Il conduirait par ailleurs à ce que le seuil fatidique de 50% synonyme d’invalidation soit plus facilement atteint. Si l’on se réfère en effet à cette étude de l’Ifop, plus d’un tiers des électeurs de Jean-Luc Mélenchon et de Marine Le Pen aurait préféré voter ‘’blanc’’ en 2017 si celui-ci avait été intégré aux résultats. A ces électeurs insatisfaits, il convient d’ajouter la part non-négligeable d’abstentionnistes qui voteraient ‘’blancs’’, que ce soit par conviction ou simplement pour éviter de payer une amende de trop. Le vote obligatoire risque donc de provoquer mathématiquement une vague ‘’blanche’’, certes hétérogène mais potentiellement majoritaire. Je doute que ce soit le but recherché par le législateur…

Si l’intention du vote obligatoire est de lutter contre l’abstention qui ruine la légitimité comptable des élus, contraindre les électeurs à voter avec un pistolet sur la tempe s’avérerait en revanche totalement contre-productif. La reconnaissance du vote blanc se pose donc comme une solution nécessaire et suffisante. Inutile d’imposer quoi que ce soit pour que l’électeur retrouve le chemin des isoloirs. Il suffit de lui garantir que sa voix comptera. Une telle évidence, La Palice en aurait dit autant !

Plutôt que d’obliger un peu plus les électeurs, nous pourrions envisager, pour une fois, d’obliger les élus à respecter la fonction pour laquelle nous les avons désigné. Je pense en premier lieu à l’absentéisme récurrent des parlementaires qui ne mettent jamais – ou si peu – les pieds au Parlement. Je pense également aux 33.166 élus qui ont délibérément refusé d’accorder un parrainage en 2017. Est-ce cela l’exemplarité ? Peut-être pourrions-nous imposer aux élus de parrainer un candidat, quel qu’il soit. 

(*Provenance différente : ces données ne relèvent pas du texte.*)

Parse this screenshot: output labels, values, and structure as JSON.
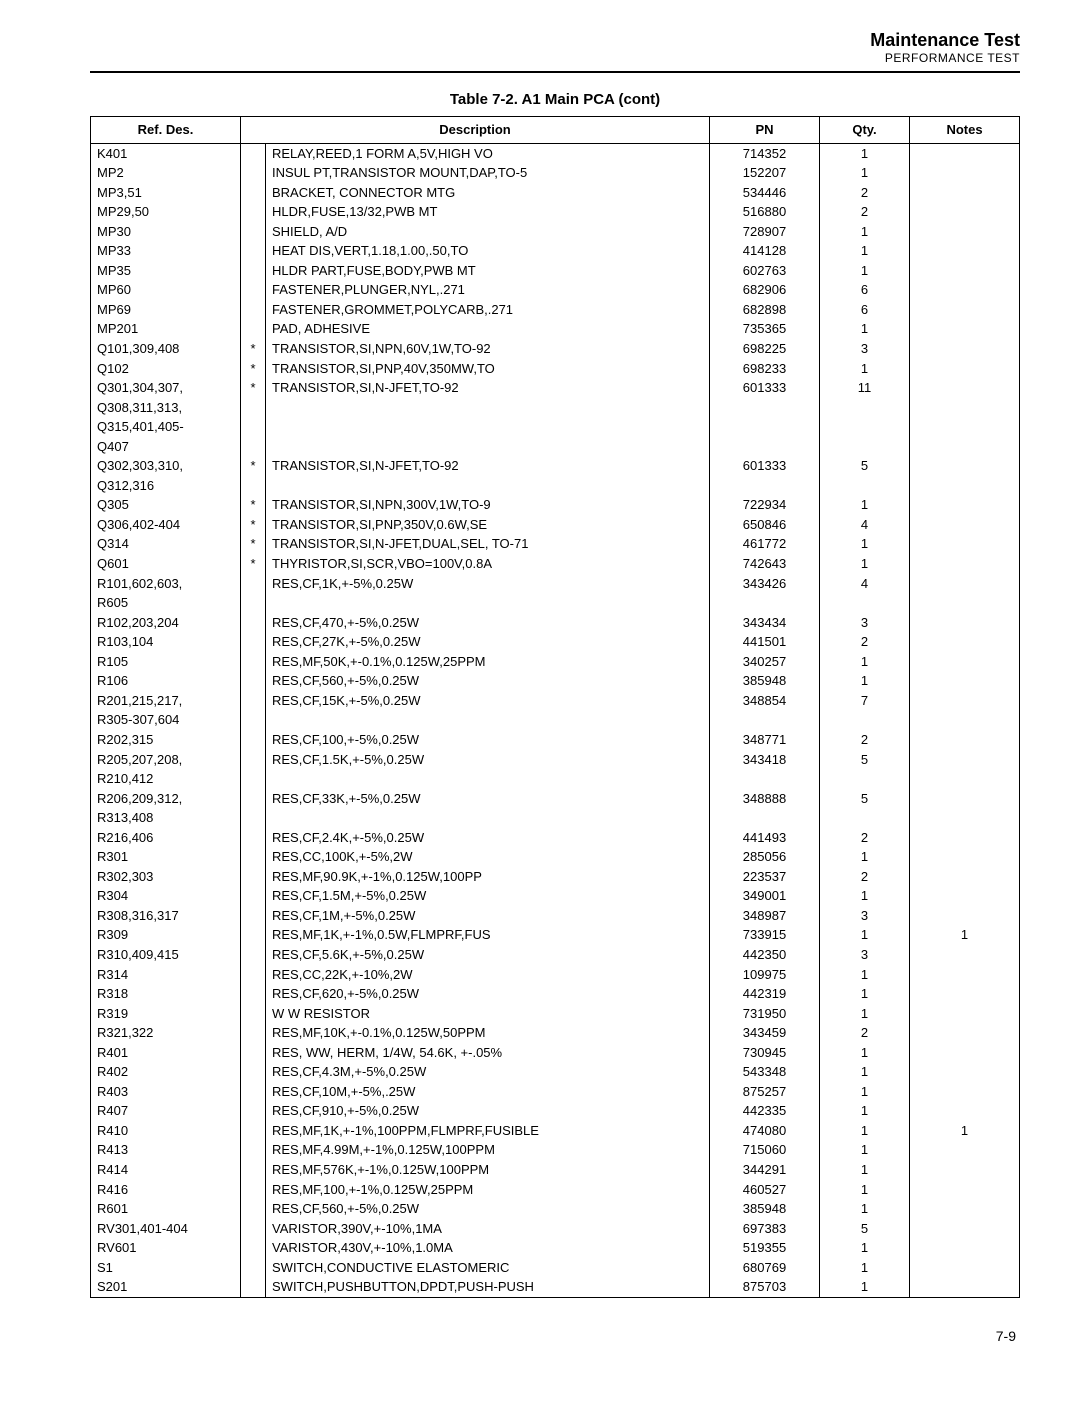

Par ailleurs, la tradition historique de notre démocratie définit le vote comme un acte volontaire et facultatif. En cherchant à transférer la responsabilité de l’abstention sur les électeurs, le vote obligatoire désigne le citoyen comme seul coupable de la désaffection des urnes. C’est oublier un peu trop vite la responsabilité du politique à ne pas savoir se renouveler, à son incapacité à respecter sa parole et à proposer des solutions en lien avec les attentes réelles des électeurs. C’est tellement plus simple. Le droit de vote est, et doit donc rester, le droit de ne pas voter. Faire renaître la participation plutôt que l’imposer constitue un défi politiquement plus ambitieux et intellectuellement plus satisfaisant.